Here I offer you a program that will scan through all of the PRAAT textgrids in a folder, and for each it will search for the named textgrid tier. Then it will loop through each segment in that tier, find the ones with text in them, and cut clips from a video with the exact same base-name based on those time stamps. Each video will be cropped to the region given in the cropping variable (currently set for the Logiq E ultrasound).
The program uses R as a wrapper to load PRAAT textgrid files, uses a PERL program textgrid2csv.pl (copyright Theo Veenker <T.J.G.Veenker@uu.nl>) to make a CSV file usable in PRAAT, and work with that data.
Therefore: 1) You have to extract audio from the video file you want to crop and segment, and transcribe and label that video in a PRAAT textgrid to the detail you want to use for each cropped video file (usually a word or phrase). 2) Go into the code, and change all the variables at the top according to your needs.
Lots of work, but this program will still save you heaps of time. It is especially useful if you are using AAA for ultrasound analysis but only have video instead of AAA’s proprietary ultrasound file storage format.
Note, I provide sample data in the zip file to test the program – a swallow used for a palate trace. Get the program to run with the sample before you modify it for your own purposes.
Dealing with video files is just about the most obnoxious experience a researcher can have. I wasted a *year* of research getting this one wrong before I realized the only, and I do mean only, effective solution involves FFMPEG. Here I offer you a program that will re-align every video held in one directory and for which you have alignment data.
The program uses R as a wrapper to load a .csv file that contains the meta-data on a directory of video files that you want to align.
Therefore: 1) You have to hand-check the audio-visual offsets for each file, and put that into the .csv file. 2) You also have to make sure you have installed FFMPEG, SOX, PERL, R, and the R modules “reader” and “gdata”. 3) You have to look inside my R-code and change the paths and extensions to make the program will work on your computer.

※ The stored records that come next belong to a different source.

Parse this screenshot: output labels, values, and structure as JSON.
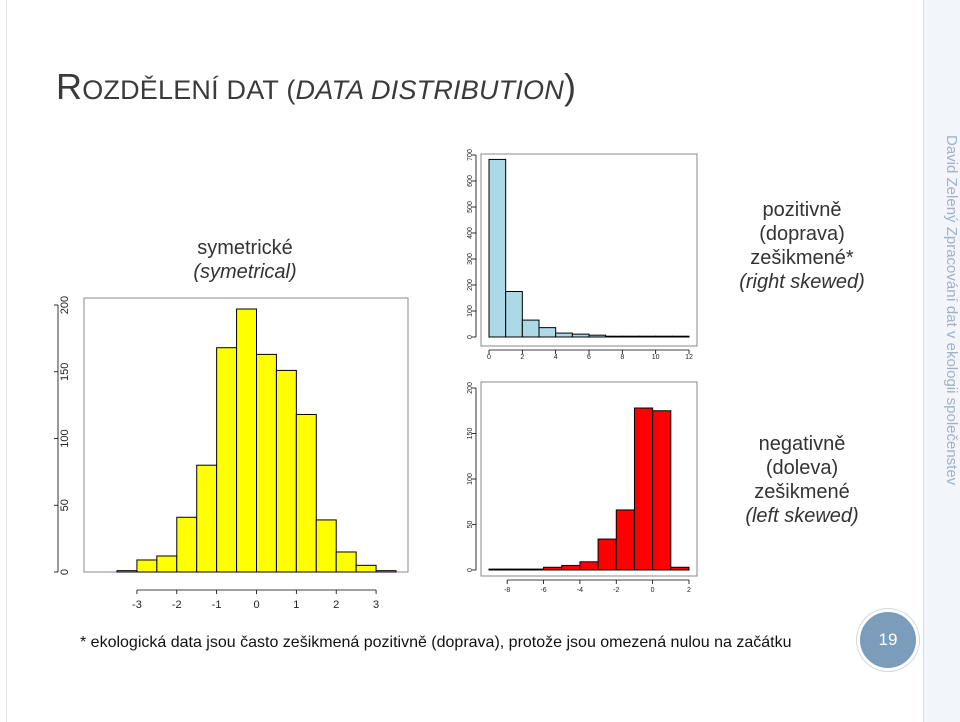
{
  "slide": {
    "title_first": "R",
    "title_rest": "OZDĚLENÍ DAT (",
    "title_italic": "DATA DISTRIBUTION",
    "title_end": ")",
    "sidebar_text": "David Zelený     Zpracování dat v ekologii společenstev",
    "label_sym_1": "symetrické",
    "label_sym_2": "(symetrical)",
    "label_right_1": "pozitivně",
    "label_right_2": "(doprava)",
    "label_right_3": "zešikmené*",
    "label_right_4": "(right skewed)",
    "label_left_1": "negativně",
    "label_left_2": "(doleva)",
    "label_left_3": "zešikmené",
    "label_left_4": "(left skewed)",
    "footnote": "* ekologická data jsou často zešikmená pozitivně (doprava), protože jsou omezená nulou na začátku",
    "page_number": "19"
  },
  "colors": {
    "symmetric": "#ffff00",
    "right": "#add8e6",
    "left": "#ff0000"
  },
  "chart_data": [
    {
      "type": "bar",
      "id": "symmetric",
      "x_ticks": [
        "-3",
        "-2",
        "-1",
        "0",
        "1",
        "2",
        "3"
      ],
      "y_ticks": [
        "0",
        "50",
        "100",
        "150",
        "200"
      ],
      "ylim": [
        0,
        200
      ],
      "bins": [
        [
          -3.5,
          -3
        ],
        [
          -3,
          -2.5
        ],
        [
          -2.5,
          -2
        ],
        [
          -2,
          -1.5
        ],
        [
          -1.5,
          -1
        ],
        [
          -1,
          -0.5
        ],
        [
          -0.5,
          0
        ],
        [
          0,
          0.5
        ],
        [
          0.5,
          1
        ],
        [
          1,
          1.5
        ],
        [
          1.5,
          2
        ],
        [
          2,
          2.5
        ],
        [
          2.5,
          3
        ],
        [
          3,
          3.5
        ]
      ],
      "values": [
        1,
        9,
        12,
        41,
        80,
        168,
        197,
        163,
        151,
        118,
        39,
        15,
        5,
        1
      ]
    },
    {
      "type": "bar",
      "id": "right-skewed",
      "x_ticks": [
        "0",
        "2",
        "4",
        "6",
        "8",
        "10",
        "12"
      ],
      "y_ticks": [
        "0",
        "100",
        "200",
        "300",
        "400",
        "500",
        "600",
        "700"
      ],
      "ylim": [
        0,
        700
      ],
      "bins": [
        [
          0,
          1
        ],
        [
          1,
          2
        ],
        [
          2,
          3
        ],
        [
          3,
          4
        ],
        [
          4,
          5
        ],
        [
          5,
          6
        ],
        [
          6,
          7
        ],
        [
          7,
          8
        ],
        [
          8,
          9
        ],
        [
          9,
          10
        ],
        [
          10,
          11
        ],
        [
          11,
          12
        ]
      ],
      "values": [
        683,
        175,
        65,
        36,
        15,
        11,
        7,
        2,
        3,
        2,
        1,
        1
      ]
    },
    {
      "type": "bar",
      "id": "left-skewed",
      "x_ticks": [
        "-8",
        "-6",
        "-4",
        "-2",
        "0",
        "2"
      ],
      "y_ticks": [
        "0",
        "50",
        "100",
        "150",
        "200"
      ],
      "ylim": [
        0,
        200
      ],
      "bins": [
        [
          -9,
          -8
        ],
        [
          -8,
          -7
        ],
        [
          -7,
          -6
        ],
        [
          -6,
          -5
        ],
        [
          -5,
          -4
        ],
        [
          -4,
          -3
        ],
        [
          -3,
          -2
        ],
        [
          -2,
          -1
        ],
        [
          -1,
          0
        ],
        [
          0,
          1
        ],
        [
          1,
          2
        ]
      ],
      "values": [
        1,
        1,
        1,
        3,
        5,
        9,
        34,
        66,
        178,
        175,
        3
      ]
    }
  ]
}
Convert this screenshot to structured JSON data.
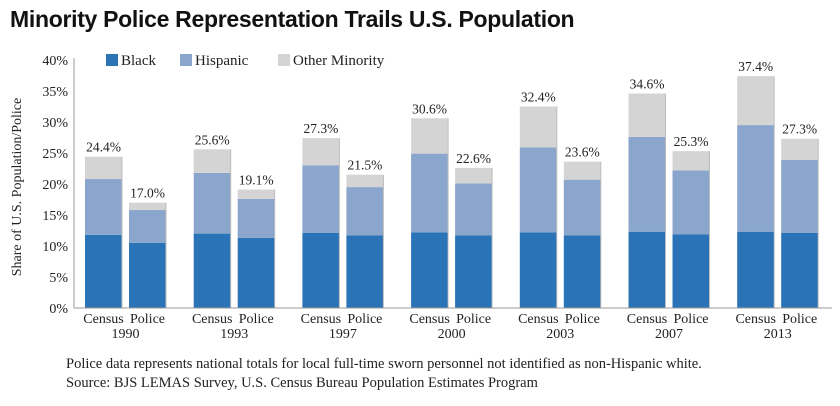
{
  "title": "Minority Police Representation Trails U.S. Population",
  "note": "Police data represents national totals for local full-time sworn personnel not identified as non-Hispanic white.",
  "source": "Source: BJS LEMAS Survey, U.S. Census Bureau Population Estimates Program",
  "chart_data": {
    "type": "bar",
    "stacked": true,
    "title": "Minority Police Representation Trails U.S. Population",
    "ylabel": "Share of U.S. Population/Police",
    "xlabel": "",
    "ylim": [
      0,
      40
    ],
    "yticks": [
      "0%",
      "5%",
      "10%",
      "15%",
      "20%",
      "25%",
      "30%",
      "35%",
      "40%"
    ],
    "grid": false,
    "legend": "top-left",
    "groups": [
      "1990",
      "1993",
      "1997",
      "2000",
      "2003",
      "2007",
      "2013"
    ],
    "bar_labels": [
      "Census",
      "Police"
    ],
    "series": [
      {
        "name": "Black",
        "color": "#2a73b6",
        "values": [
          11.8,
          10.5,
          12.0,
          11.3,
          12.1,
          11.7,
          12.2,
          11.7,
          12.2,
          11.7,
          12.3,
          11.9,
          12.3,
          12.1
        ]
      },
      {
        "name": "Hispanic",
        "color": "#8aa6cc",
        "values": [
          9.0,
          5.3,
          9.8,
          6.3,
          10.9,
          7.8,
          12.7,
          8.4,
          13.7,
          9.0,
          15.3,
          10.3,
          17.2,
          11.8
        ]
      },
      {
        "name": "Other Minority",
        "color": "#d4d4d4",
        "values": [
          3.6,
          1.2,
          3.8,
          1.5,
          4.4,
          2.0,
          5.7,
          2.5,
          6.6,
          2.9,
          7.0,
          3.1,
          7.9,
          3.4
        ]
      }
    ],
    "totals": [
      "24.4%",
      "17.0%",
      "25.6%",
      "19.1%",
      "27.3%",
      "21.5%",
      "30.6%",
      "22.6%",
      "32.4%",
      "23.6%",
      "34.6%",
      "25.3%",
      "37.4%",
      "27.3%"
    ]
  }
}
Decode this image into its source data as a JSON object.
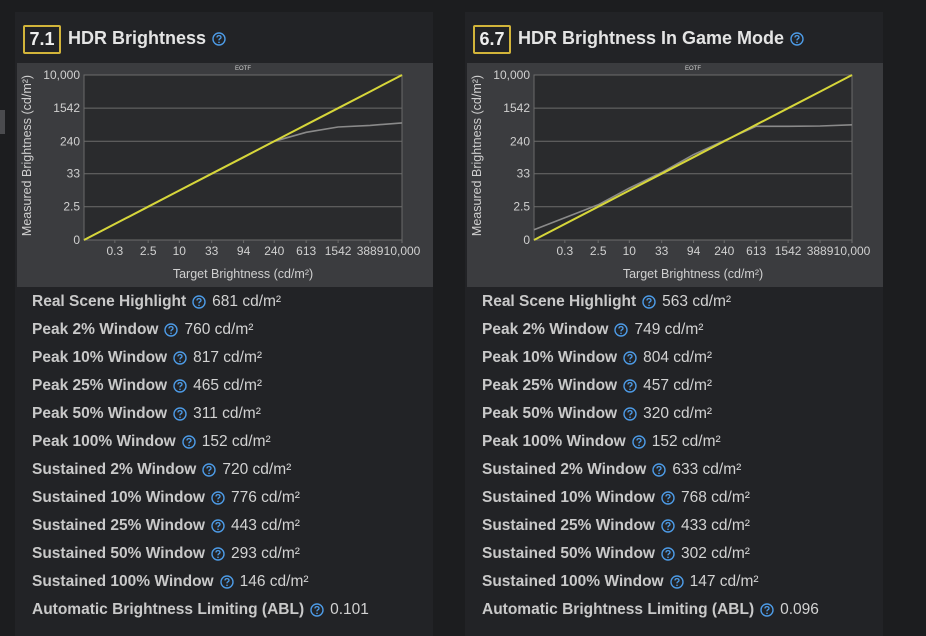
{
  "panels": [
    {
      "score": "7.1",
      "title": "HDR Brightness",
      "chart": {
        "type": "line",
        "title": "EOTF",
        "x_label": "Target Brightness (cd/m²)",
        "y_label": "Measured Brightness (cd/m²)",
        "scale": "pq",
        "grid": true,
        "xlim": [
          0,
          10000
        ],
        "ylim": [
          0,
          10000
        ],
        "xticks": [
          0.3,
          2.5,
          10,
          33,
          94,
          240,
          613,
          1542,
          3889,
          {
            "value": 10000,
            "label": "10,000"
          }
        ],
        "yticks": [
          0,
          2.5,
          33,
          240,
          1542,
          {
            "value": 10000,
            "label": "10,000"
          }
        ],
        "x": [
          0,
          2.5,
          10,
          33,
          94,
          240,
          613,
          1542,
          3889,
          10000
        ],
        "series": [
          {
            "color": "#8a8a8a",
            "values": [
              0,
              2.5,
              10,
              33,
              94,
              240,
              400,
              540,
              590,
              680
            ]
          },
          {
            "color": "#d6d63a",
            "values": [
              0,
              2.5,
              10,
              33,
              94,
              240,
              613,
              1542,
              3889,
              10000
            ]
          }
        ]
      },
      "rows": [
        {
          "label": "Real Scene Highlight",
          "value": "681 cd/m²"
        },
        {
          "label": "Peak 2% Window",
          "value": "760 cd/m²"
        },
        {
          "label": "Peak 10% Window",
          "value": "817 cd/m²"
        },
        {
          "label": "Peak 25% Window",
          "value": "465 cd/m²"
        },
        {
          "label": "Peak 50% Window",
          "value": "311 cd/m²"
        },
        {
          "label": "Peak 100% Window",
          "value": "152 cd/m²"
        },
        {
          "label": "Sustained 2% Window",
          "value": "720 cd/m²"
        },
        {
          "label": "Sustained 10% Window",
          "value": "776 cd/m²"
        },
        {
          "label": "Sustained 25% Window",
          "value": "443 cd/m²"
        },
        {
          "label": "Sustained 50% Window",
          "value": "293 cd/m²"
        },
        {
          "label": "Sustained 100% Window",
          "value": "146 cd/m²"
        },
        {
          "label": "Automatic Brightness Limiting (ABL)",
          "value": "0.101"
        }
      ]
    },
    {
      "score": "6.7",
      "title": "HDR Brightness In Game Mode",
      "chart": {
        "type": "line",
        "title": "EOTF",
        "x_label": "Target Brightness (cd/m²)",
        "y_label": "Measured Brightness (cd/m²)",
        "scale": "pq",
        "grid": true,
        "xlim": [
          0,
          10000
        ],
        "ylim": [
          0,
          10000
        ],
        "xticks": [
          0.3,
          2.5,
          10,
          33,
          94,
          240,
          613,
          1542,
          3889,
          {
            "value": 10000,
            "label": "10,000"
          }
        ],
        "yticks": [
          0,
          2.5,
          33,
          240,
          1542,
          {
            "value": 10000,
            "label": "10,000"
          }
        ],
        "x": [
          0,
          2.5,
          10,
          33,
          94,
          240,
          613,
          1542,
          3889,
          10000
        ],
        "series": [
          {
            "color": "#8a8a8a",
            "values": [
              0.1,
              3,
              12,
              36,
              110,
              250,
              560,
              560,
              570,
              610
            ]
          },
          {
            "color": "#d6d63a",
            "values": [
              0,
              2.5,
              10,
              33,
              94,
              240,
              613,
              1542,
              3889,
              10000
            ]
          }
        ]
      },
      "rows": [
        {
          "label": "Real Scene Highlight",
          "value": "563 cd/m²"
        },
        {
          "label": "Peak 2% Window",
          "value": "749 cd/m²"
        },
        {
          "label": "Peak 10% Window",
          "value": "804 cd/m²"
        },
        {
          "label": "Peak 25% Window",
          "value": "457 cd/m²"
        },
        {
          "label": "Peak 50% Window",
          "value": "320 cd/m²"
        },
        {
          "label": "Peak 100% Window",
          "value": "152 cd/m²"
        },
        {
          "label": "Sustained 2% Window",
          "value": "633 cd/m²"
        },
        {
          "label": "Sustained 10% Window",
          "value": "768 cd/m²"
        },
        {
          "label": "Sustained 25% Window",
          "value": "433 cd/m²"
        },
        {
          "label": "Sustained 50% Window",
          "value": "302 cd/m²"
        },
        {
          "label": "Sustained 100% Window",
          "value": "147 cd/m²"
        },
        {
          "label": "Automatic Brightness Limiting (ABL)",
          "value": "0.096"
        }
      ]
    }
  ]
}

I provide a sample video with a swallow used to obtain a palate trace. Get the software to work on your machine with this sample before modifying the code for your project.
Some time ago, I was on Radio New Zealand discussing my research on the use of air flow to enhance speech perception. Alas, it did not have the commercial value we thought it would have due to the need for higher airflow than is feasible necessary to enhance speech perception in continuous speech. However, it since led to the development of a mask-less and plate-less air flow estimation system that works well. The system provides useful biofeedback information that has the potential to help with speech therapy and accent modification.
I rewrote a PRAAT script – shamelessly edited from Mietta’s amazing original – but modified to work well on both MAC and PC. The scrip opens all the WAVE or AIFF files and matching textgrids, and take a look at the relevant tier (defaults to 3) to extract duration, f0 (pitch), F1, F2, F3, cog. The PRAAT script and readme file are located here.
Mietta Lenne’s scripts, for those who don’t know, seem to be on Github these days.